Wie wählt man das richtige LED-Display 2026 aus?

Wenn Sie sich bei der Auswahl eines LED-Displays schon einmal überfordert gefühlt haben, sind Sie nicht allein. Begriffe wie „P2.5“, „Pixeldichte“ und „Betrachtungsabstand“ können schnell verwirrend sein. Doch die Wahrheit ist: Die Wahl des richtigen LED-Displays muss nicht kompliziert sein. Wir helfen Ihnen, sich zurechtzufinden.

Zuerst: Beantworten Sie diese 3 entscheidenden Fragen

Bevor Sie sich mit „P-Zahlen“ und Pixelanzahlen befassen, müssen Sie drei Grundlagen klären.

Wo wird das Display eingesetzt? (Innenbereich vs. Außenbereich)

Das ist nicht verhandelbar. LED-Displays für den Innenbereich sind nicht wasserdicht. Sie werden in kontrollierten Umgebungen mit stabilen Temperaturen und ohne direkte Einwirkung von Regen, Staub oder UV-Strahlung eingesetzt. Displays für den Außenbereich hingegen verfügen über die Schutzart IP65+ und sind somit witterungsbeständig.

Warum ist das für die Modellwahl relevant? Für Außendisplays sind größere Pixelabstände (P6–P10) erforderlich, da sie aus größerer Entfernung betrachtet werden und eine um mehr als 3000 Nits höhere Helligkeit benötigen. Innendisplays hingegen können für die Nahansicht kleinere Pixelabstände (P0.8–P4) und eine um 600–1500 Nits geringere Helligkeit nutzen, da die Beleuchtung dort reguliert wird.

Wie groß wird das Display sein? (Länge + Höhe)

Messen Sie den genauen Platz aus, an dem Sie das Display installieren möchten. Die Bildschirmgröße beeinflusst direkt, welcher Pixelabstand am besten geeignet ist. Zum Beispiel:

Ein 2×3 Meter großes, 6 m² großes Display in einem Konferenzraum. Um aus der Nähe ein scharfes Bild zu erhalten, ist ein kleinerer Pixelabstand (P2-P3) erforderlich.

Ein 10 × 5 Meter großes Display (50 m²) für ein Stadion. Für die größere Entfernung zwischen den Zuschauern kann ein größeres Spielfeld (P6-P8) verwendet werden.
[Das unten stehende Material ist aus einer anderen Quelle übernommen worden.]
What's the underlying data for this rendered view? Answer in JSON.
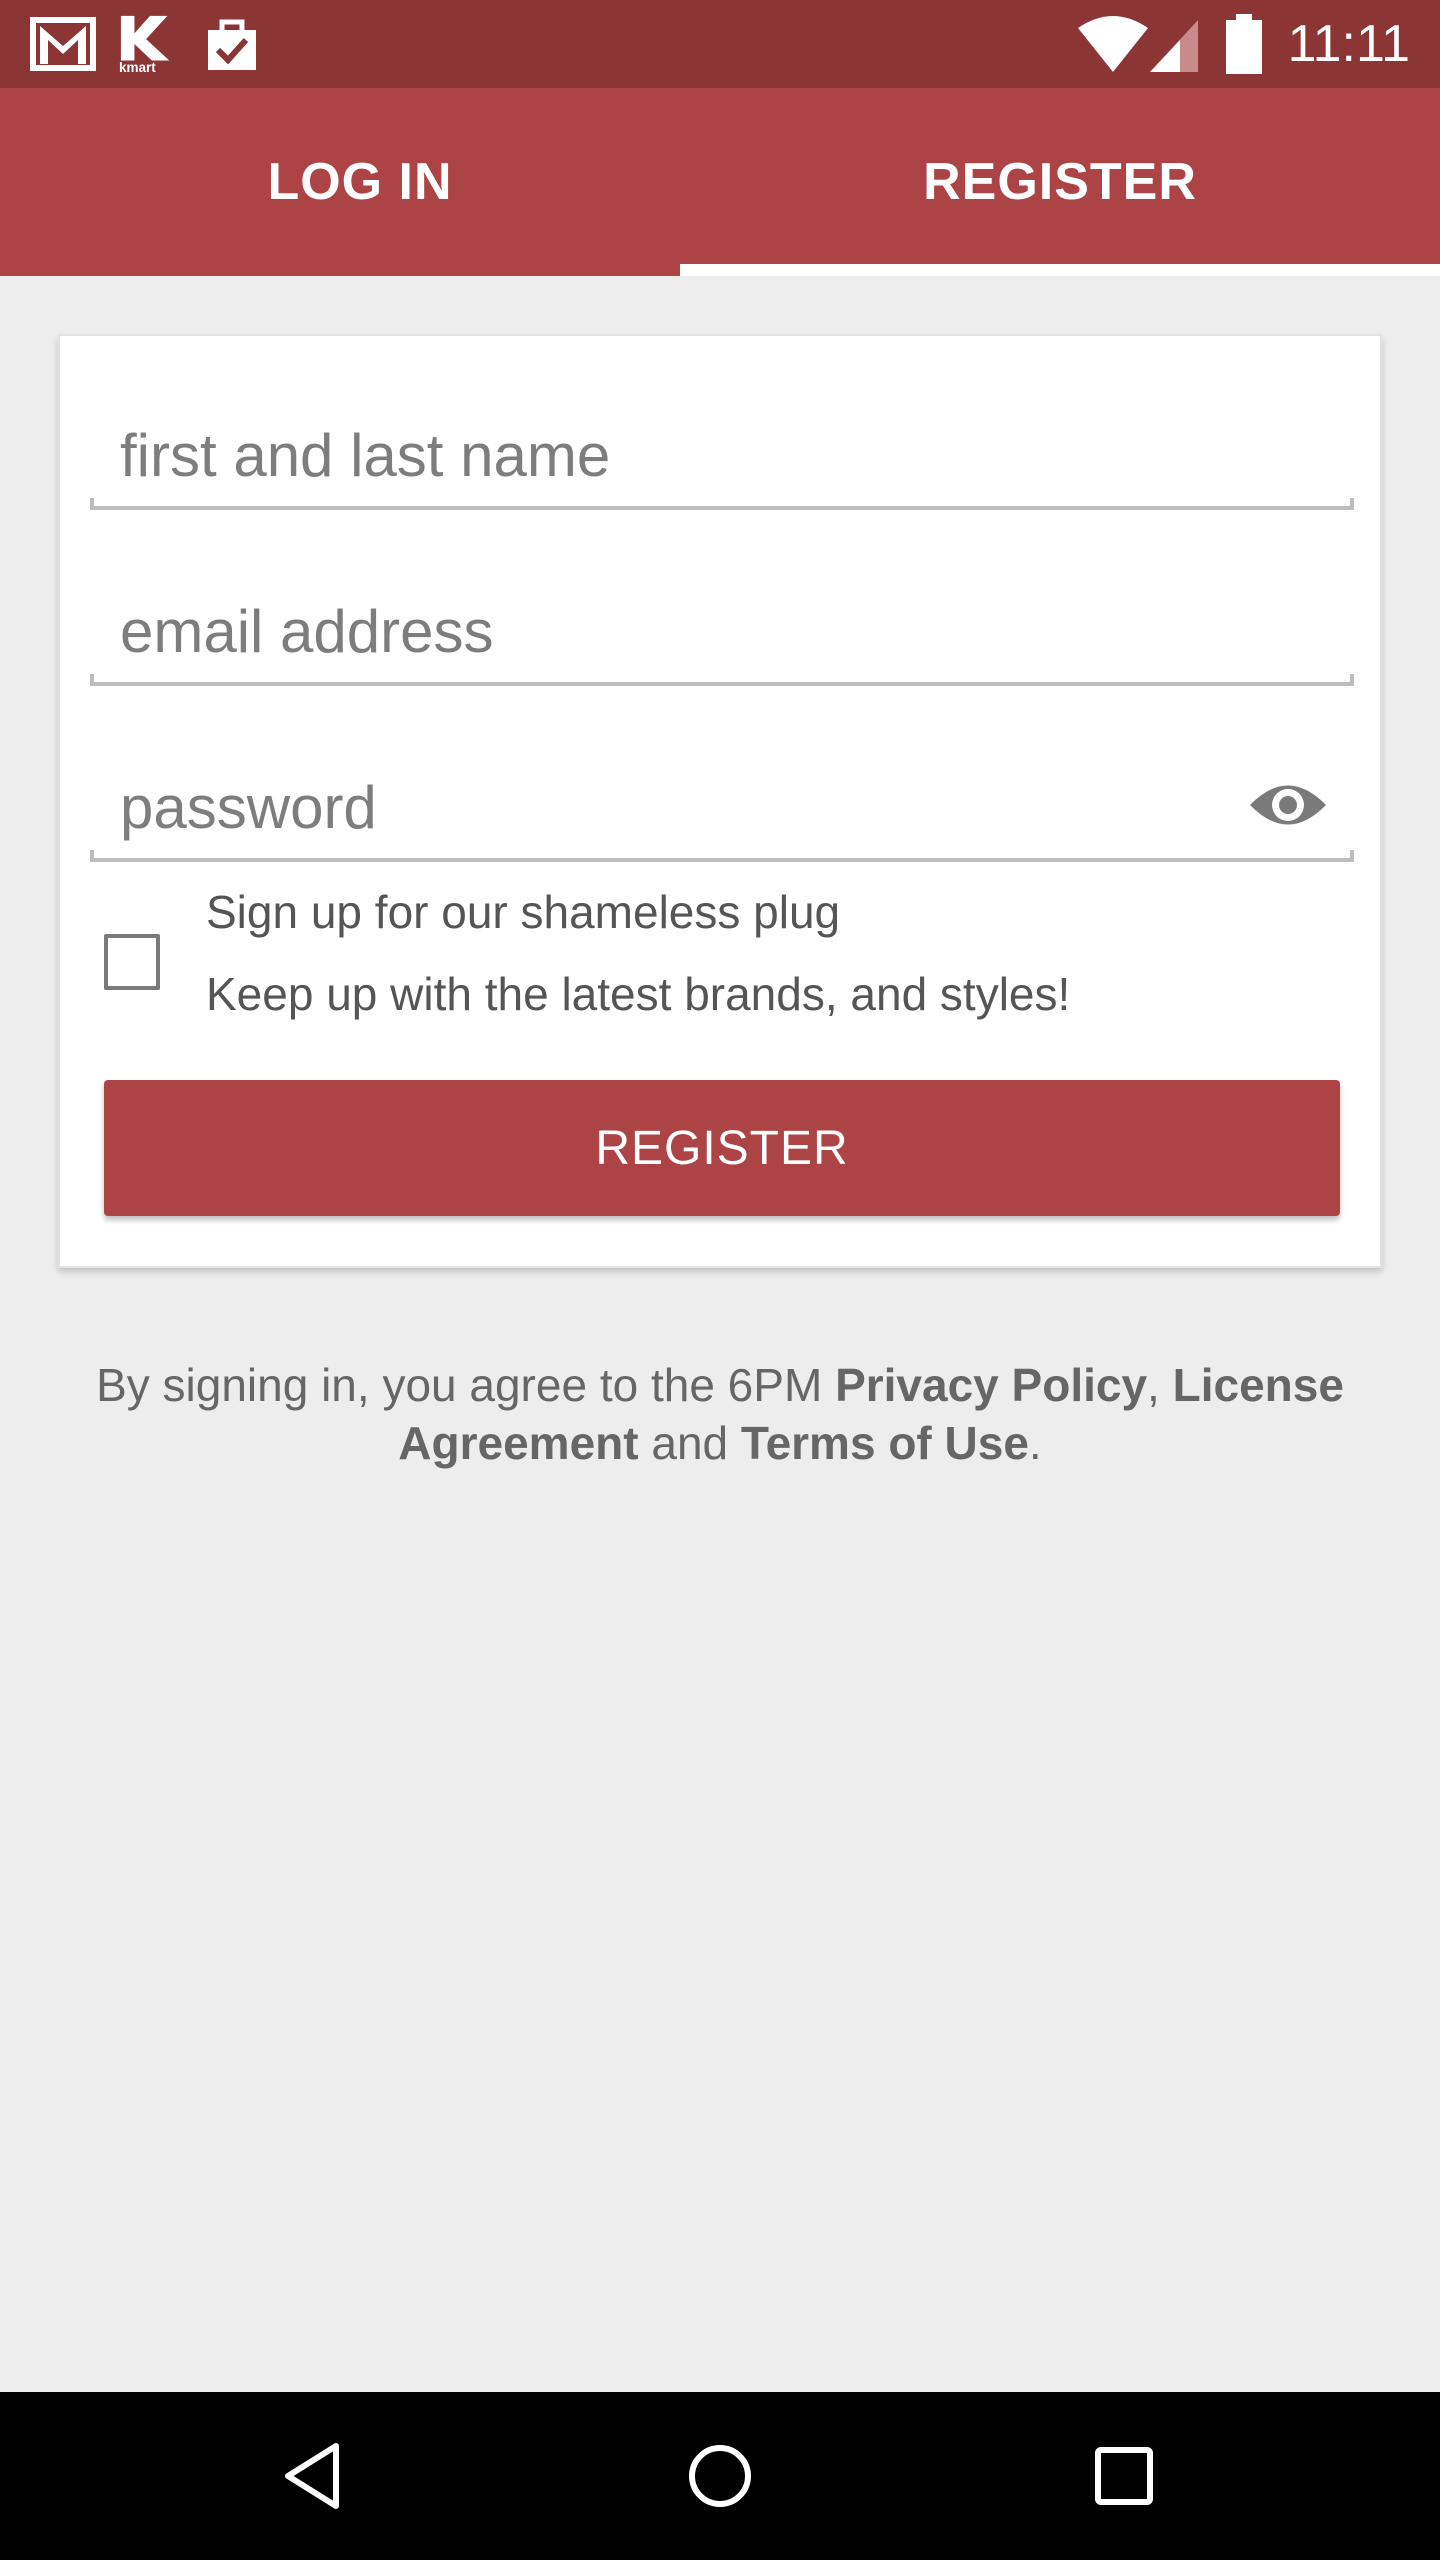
{
  "status_bar": {
    "time": "11:11",
    "icons": [
      "gmail-icon",
      "kmart-icon",
      "shopping-bag-icon",
      "wifi-icon",
      "signal-icon",
      "battery-icon"
    ],
    "kmart_text": "kmart"
  },
  "tabs": {
    "login": "LOG IN",
    "register": "REGISTER",
    "active": "register"
  },
  "form": {
    "name_placeholder": "first and last name",
    "email_placeholder": "email address",
    "password_placeholder": "password",
    "signup_title": "Sign up for our shameless plug",
    "signup_subtitle": "Keep up with the latest brands, and styles!",
    "register_button": "REGISTER"
  },
  "legal": {
    "prefix": "By signing in, you agree to the 6PM ",
    "privacy": "Privacy Policy",
    "comma": ", ",
    "license": "License Agreement",
    "and": " and ",
    "terms": "Terms of Use",
    "period": "."
  },
  "colors": {
    "status_bar": "#8b3535",
    "accent": "#ac4345",
    "background": "#ededed"
  }
}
Profi-Tipp: Vergessen Sie nicht das Seitenverhältnis! Die meisten Inhalte verwenden 16:9, versuchen Sie also, die Abmessungen Ihres Bildschirms daran anzupassen, um Verzerrungen oder Beschneidungen zu vermeiden.

Wie groß ist die Sichtdistanz? (Nächster Punkt + Fernster Punkt)
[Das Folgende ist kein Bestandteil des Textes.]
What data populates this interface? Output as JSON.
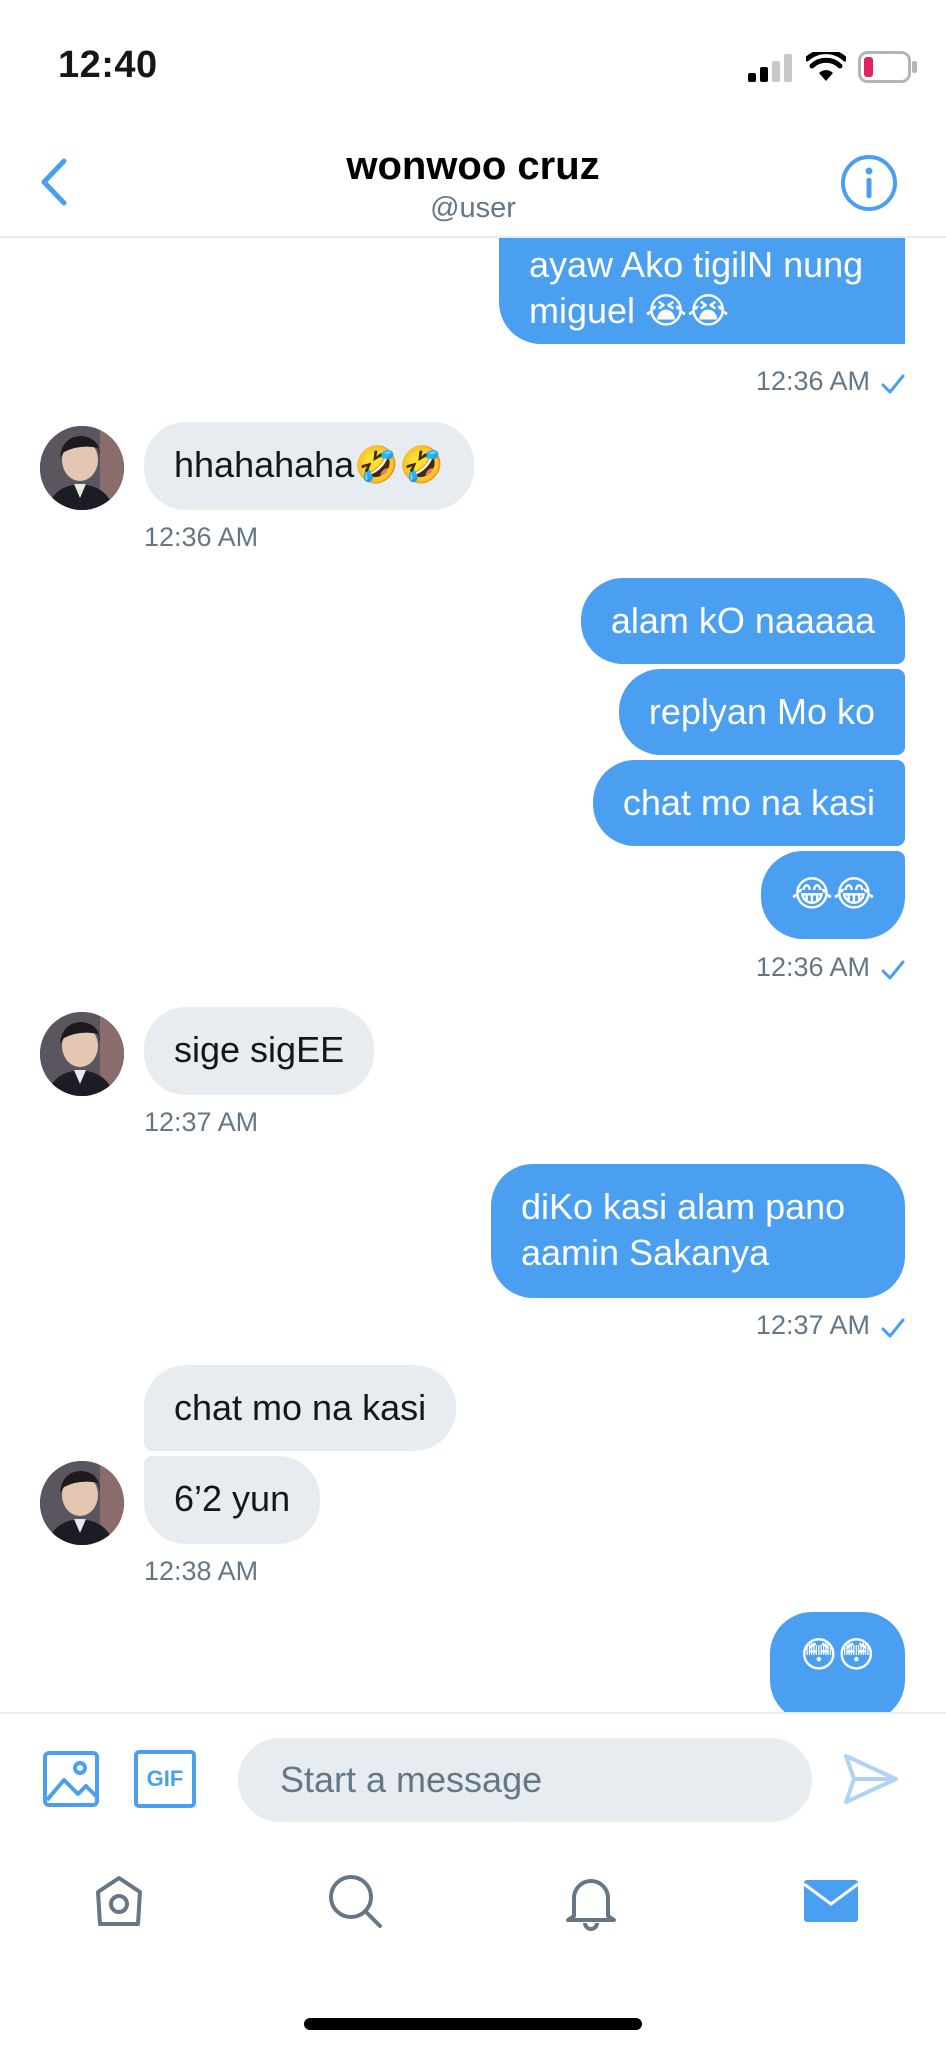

Dies ist die wichtigste Frage überhaupt: die Entfernung zwischen dem nächsten und dem am weitesten entfernten Betrachter. Sie bestimmt den minimalen Pixelabstand, der für ein klares Bild erforderlich ist.
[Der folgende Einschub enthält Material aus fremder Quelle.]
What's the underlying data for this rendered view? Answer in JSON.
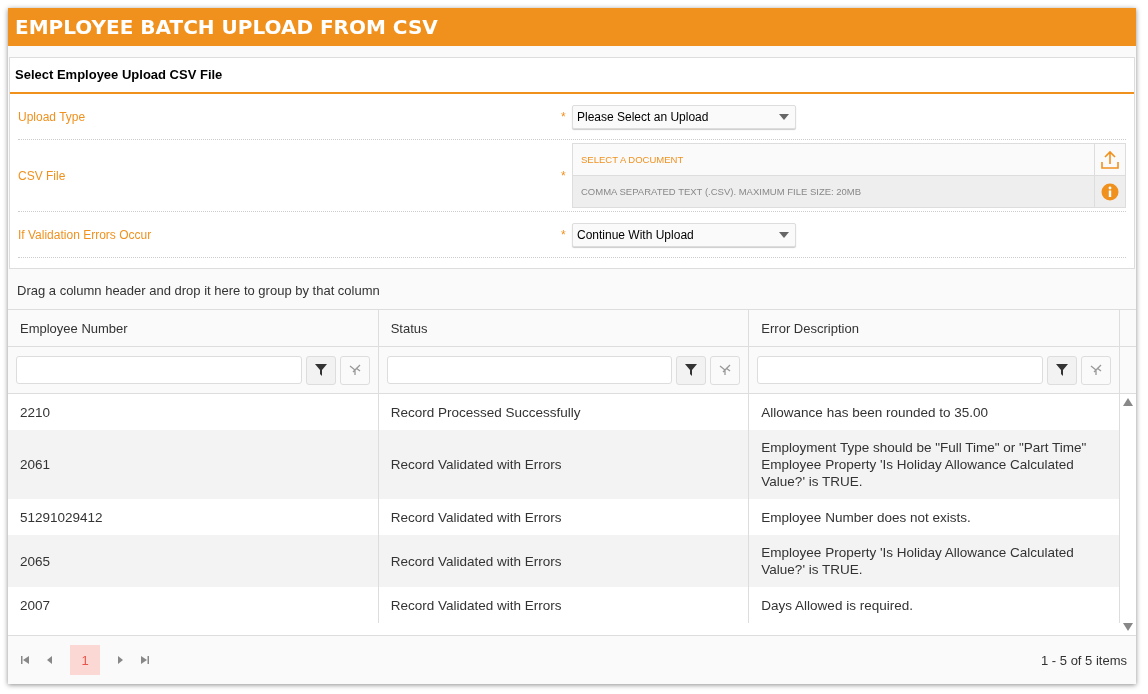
{
  "header": {
    "title": "EMPLOYEE BATCH UPLOAD FROM CSV"
  },
  "form": {
    "title": "Select Employee Upload CSV File",
    "fields": [
      {
        "kind": "select",
        "label": "Upload Type",
        "required_mark": "*",
        "value": "Please Select an Upload"
      },
      {
        "kind": "file",
        "label": "CSV File",
        "required_mark": "*",
        "placeholder": "SELECT A DOCUMENT",
        "hint": "COMMA SEPARATED TEXT (.CSV). MAXIMUM FILE SIZE: 20MB"
      },
      {
        "kind": "select",
        "label": "If Validation Errors Occur",
        "required_mark": "*",
        "value": "Continue With Upload"
      }
    ]
  },
  "grid": {
    "group_hint": "Drag a column header and drop it here to group by that column",
    "columns": [
      "Employee Number",
      "Status",
      "Error Description"
    ],
    "rows": [
      {
        "cells": [
          "2210",
          "Record Processed Successfully",
          "Allowance has been rounded to 35.00"
        ]
      },
      {
        "cells": [
          "2061",
          "Record Validated with Errors",
          "Employment Type should be \"Full Time\" or \"Part Time\" Employee Property 'Is Holiday Allowance Calculated Value?' is TRUE."
        ]
      },
      {
        "cells": [
          "51291029412",
          "Record Validated with Errors",
          "Employee Number does not exists."
        ]
      },
      {
        "cells": [
          "2065",
          "Record Validated with Errors",
          "Employee Property 'Is Holiday Allowance Calculated Value?' is TRUE."
        ]
      },
      {
        "cells": [
          "2007",
          "Record Validated with Errors",
          "Days Allowed is required."
        ]
      }
    ],
    "pager": {
      "pages": [
        {
          "label": "1",
          "selected": true
        }
      ],
      "summary": "1 - 5 of 5 items"
    }
  }
}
Hier ist eine einfache Faustregel:

Der minimale Betrachtungsabstand (in Metern) sollte in etwa dem Pixelabstand (in Millimetern) entsprechen.

Beispielsweise:

P3-Display = Mindestbetrachtungsabstand 3 Meter.

P5-Display = Mindestbetrachtungsabstand 5 Meter.

Bei einem geringeren Betrachtungsabstand wirkt das Bild pixelig. Man sieht dann einzelne LEDs anstelle eines klaren Bildes. Bei größerem Abstand ist ein größerer LED-Abstand ausreichend und spart Kosten.

Nehmen wir ein konkretes Beispiel:

Angenommen, Sie installieren eine Bühnenrückwand. Die erste Zuschauerreihe ist 4 Meter von der Leinwand entfernt, die letzte Reihe 20 Meter. Gemäß dieser Regel ist ein P4-P5-Display geeignet. Es bietet ein klares Bild für die erste Reihe und ist auch für die hinteren Reihen noch scharf.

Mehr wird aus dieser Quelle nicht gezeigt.